Die Bundestagsabgeordnete wirft ihrem Mitarbeiter einen gehetzten Blick zu. Der nächste Termin ist schon in einer halben Stunde. Aber die Hirschberger haben noch ein opulentes Mittagsmahl geplant. Mit gequälter Miene sitzt Claudia Nolte bald vor einer Riesenportion Rouladen mit Kartoffelknödeln. Allein das mitgereiste Team von Tele5 ist glücklich. Das gibt wunderbare Fernsehbilder: Die mampfende Abgeordnete im typischen thüringischen Gasthaus. Kaum ist der Teller leergegessen, drängt sie zum Aufbruch.

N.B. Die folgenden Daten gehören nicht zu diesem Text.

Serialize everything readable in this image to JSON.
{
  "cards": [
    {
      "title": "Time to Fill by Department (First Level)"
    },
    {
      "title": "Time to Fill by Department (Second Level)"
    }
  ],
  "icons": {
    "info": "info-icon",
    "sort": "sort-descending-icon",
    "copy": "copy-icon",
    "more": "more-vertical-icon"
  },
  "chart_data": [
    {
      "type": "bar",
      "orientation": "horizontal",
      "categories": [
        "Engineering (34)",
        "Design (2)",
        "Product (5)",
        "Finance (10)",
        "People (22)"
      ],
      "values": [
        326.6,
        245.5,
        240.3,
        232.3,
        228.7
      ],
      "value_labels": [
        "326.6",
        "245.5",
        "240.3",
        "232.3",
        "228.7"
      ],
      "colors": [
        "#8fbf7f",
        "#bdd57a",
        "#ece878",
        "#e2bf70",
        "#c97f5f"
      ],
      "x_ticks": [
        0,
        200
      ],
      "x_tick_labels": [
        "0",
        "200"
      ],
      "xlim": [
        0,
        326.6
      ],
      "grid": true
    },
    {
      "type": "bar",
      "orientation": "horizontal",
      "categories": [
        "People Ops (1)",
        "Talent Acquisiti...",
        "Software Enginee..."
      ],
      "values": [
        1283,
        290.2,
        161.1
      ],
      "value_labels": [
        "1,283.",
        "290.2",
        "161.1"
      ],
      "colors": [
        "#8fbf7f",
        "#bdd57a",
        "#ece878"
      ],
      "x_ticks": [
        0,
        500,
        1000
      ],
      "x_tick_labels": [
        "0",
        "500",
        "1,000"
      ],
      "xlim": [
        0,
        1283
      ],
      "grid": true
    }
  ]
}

Ob sie wirklich glaubt, durch diesen Aktionismus etwas zu erreichen? „Ich will die Leute und die Probleme in meinem Wahlkreis kennenlernen“, verteidigt sich Claudia Nolte. Dumm sei das schon: „Ich komme überhaupt nicht mehr zum Lesen, aber das ist wohl das Schicksal von Bundestagsabgeordneten.“ Will sie diesen Job ihr Leben lang machen? „Ich weiß nicht“, sagt Claudia Nolte, „ich möchte mal Kinder haben, dann wird es schwierig.“ Sie habe aber auch keine Lust, als Hausfrau daheim zu bleiben. Ist das nicht ein Widerspruch zu ihren steten Bekundungen, „die Betreuung in der Familie“ sei für die Kinder so wichtig? „Das kann ja auch mein Mann machen“, lautet die — von einer CDU-Abgeordneten — überraschende Antwort.

Claudia Nolte will keine „rechte Politikerin“ sein. Sie sagt: „Ich habe etwas gegen dieses Etikett.“ Ihre Pressemitteilungen und öffentlichen Stellungnahmen weisen sie jedoch eindeutig aus: Zur Anerkennung der Oder-Neiße-Grenze hatte sie erklärt: „Wir haben Unrecht sanktioniert.“ Das Image als Rechtsaußen hat ihre Karriere beschleunigt: Die Fraktion wählte die 26jährige zur frauen- und jugendpolitischen Sprecherin. Insider munkeln, Bundeskanzler Kohl habe sich persönlich für die junge Unbekannte aus dem Osten starkgemacht. Claudia Nolte kämpft für ein strengeres Abtreibungsrecht und dagegen, daß die Krankenkassen Abtreibungen zahlen. Ihr engster Mitarbeiter ist Begründer der baden-württembergischen „Christdemokraten für das Leben“, einem Zusammenschluß fanatischer Abtreibungsgegner. „Abtreibung ist die Tötung eines noch nicht geborenen Menschen“, sagt die Katholikin und fleißige Kirchgängerin. Frauen, die abgetrieben hätten sollten aber nicht „ins Gefängnis geworfen werden“. Auf die Frage eines 'Spiegel‘-Redakteurs, was sie für die angemessene Strafe halte, hatte Claudia Nolte kürzlich geantwortet: „Die Frauen sollen ein Jahr lang im Krankenhaus arbeiten.“ Später, so die Katholikin sei ihr auch klargeworden „daß, das nicht geht“. Da stand die Meldung aber schon im 'Spiegel‘.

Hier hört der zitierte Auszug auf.